Immunotherapy deviates B cell responses towards production of allergen-specific IgG, particularly IgG4, which has the potential to block IgE-mediated responses. Although IgG4 levels have historically shown poor correlations with treatment response, ?functional? assays reflecting antibody avidity/affinity could be more predictive of efficacy. Pollen-specific IgG4 induced by immunotherapy inhibits IgE-facilitated allergen presentation (IgE-FAP), possibly a rate-limiting process in Th2 cell-driven allergic responses at the low allergen concentrations encountered during the pollen season. We have replaced this complex technique with a simple flow cytometric assay (IgE-FAB) detecting allergen-IgE complex binding to B cells expressing CD23 (low affinity IgE receptor). Binding is inhibited by IgG within sera of immunotherapy-treated subjects. Remarkably, in a small double-blind withdrawal trial of immunotherapy, continuing clinical remission was associated with persistence of IgE-FAB inhibitory activity despite a marked reversal of absolute IgG4 concentrations. Thus our ?functional? assay is distinct from serum IgG as detected by ELISA. The detailed technical validation of this assay is now published (Dec 06).

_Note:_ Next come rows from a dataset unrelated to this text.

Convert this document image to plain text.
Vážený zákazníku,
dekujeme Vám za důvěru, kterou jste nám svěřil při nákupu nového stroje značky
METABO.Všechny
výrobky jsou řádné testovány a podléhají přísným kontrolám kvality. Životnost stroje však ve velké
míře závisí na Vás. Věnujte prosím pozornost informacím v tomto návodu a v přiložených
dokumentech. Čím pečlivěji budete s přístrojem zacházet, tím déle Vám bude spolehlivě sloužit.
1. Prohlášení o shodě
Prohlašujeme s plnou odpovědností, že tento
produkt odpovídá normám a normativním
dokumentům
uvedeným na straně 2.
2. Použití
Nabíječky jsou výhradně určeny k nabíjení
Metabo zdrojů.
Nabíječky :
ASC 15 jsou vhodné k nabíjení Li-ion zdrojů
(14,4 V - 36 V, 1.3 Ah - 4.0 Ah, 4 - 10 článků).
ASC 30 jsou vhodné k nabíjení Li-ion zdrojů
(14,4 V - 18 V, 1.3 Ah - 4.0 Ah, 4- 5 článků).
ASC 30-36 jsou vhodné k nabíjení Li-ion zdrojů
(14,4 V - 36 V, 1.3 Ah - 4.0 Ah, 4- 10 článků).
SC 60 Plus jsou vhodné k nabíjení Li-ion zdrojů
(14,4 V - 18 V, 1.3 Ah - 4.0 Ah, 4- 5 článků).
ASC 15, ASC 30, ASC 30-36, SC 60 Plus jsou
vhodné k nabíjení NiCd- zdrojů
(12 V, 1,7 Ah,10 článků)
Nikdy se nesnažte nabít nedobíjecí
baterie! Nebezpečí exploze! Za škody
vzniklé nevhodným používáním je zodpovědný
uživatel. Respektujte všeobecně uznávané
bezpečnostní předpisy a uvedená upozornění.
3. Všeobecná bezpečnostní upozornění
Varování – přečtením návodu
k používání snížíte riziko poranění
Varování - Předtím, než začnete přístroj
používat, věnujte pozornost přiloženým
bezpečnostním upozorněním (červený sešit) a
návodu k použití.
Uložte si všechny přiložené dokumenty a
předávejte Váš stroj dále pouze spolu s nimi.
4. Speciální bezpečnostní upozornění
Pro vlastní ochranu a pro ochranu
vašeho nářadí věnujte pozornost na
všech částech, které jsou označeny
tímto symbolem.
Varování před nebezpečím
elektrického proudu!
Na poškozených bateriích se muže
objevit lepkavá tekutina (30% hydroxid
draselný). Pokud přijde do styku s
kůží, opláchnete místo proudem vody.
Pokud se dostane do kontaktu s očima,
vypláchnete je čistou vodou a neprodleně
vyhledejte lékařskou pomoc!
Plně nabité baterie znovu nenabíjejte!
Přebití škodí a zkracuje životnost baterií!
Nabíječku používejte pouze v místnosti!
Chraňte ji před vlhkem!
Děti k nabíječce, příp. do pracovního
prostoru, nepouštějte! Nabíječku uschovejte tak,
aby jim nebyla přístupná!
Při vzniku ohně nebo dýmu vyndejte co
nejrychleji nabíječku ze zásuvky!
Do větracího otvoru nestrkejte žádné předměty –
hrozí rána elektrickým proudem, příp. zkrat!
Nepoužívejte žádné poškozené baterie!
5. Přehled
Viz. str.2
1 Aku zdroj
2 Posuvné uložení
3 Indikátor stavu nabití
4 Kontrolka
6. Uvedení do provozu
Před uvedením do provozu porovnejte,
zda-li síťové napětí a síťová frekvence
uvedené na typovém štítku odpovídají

We are now seeking validation of this assay as a biomarker in a wider context. Inhibitory activity for IgE-FAB will be measured in 2 recent large multi-centre immunotherapy trials in severe hayfever: (1) the UK Subcutaneous Immunotherapy study (n=410) - a one year double-blind placebo-controlled dose-response study, and (2) the International Sublingual Immunotherapy study (n=634) - an ongoing 5 year double-blind placebo-controlled study of sublingual grass allergen tablets, with the final 2 years comprising a double-blind withdrawal of therapy. Published results for year one confirm good efficacy.
These definitive studies will help determine whether simple immunoreactive IgG or ?functional? IgG are predictive biomarkers of the clinical response in individual patients. Moreover, we aim to provide the basis for a predictive assay to identify the responder population, when to discontinue therapy and to predict relapse after treatment discontinuation.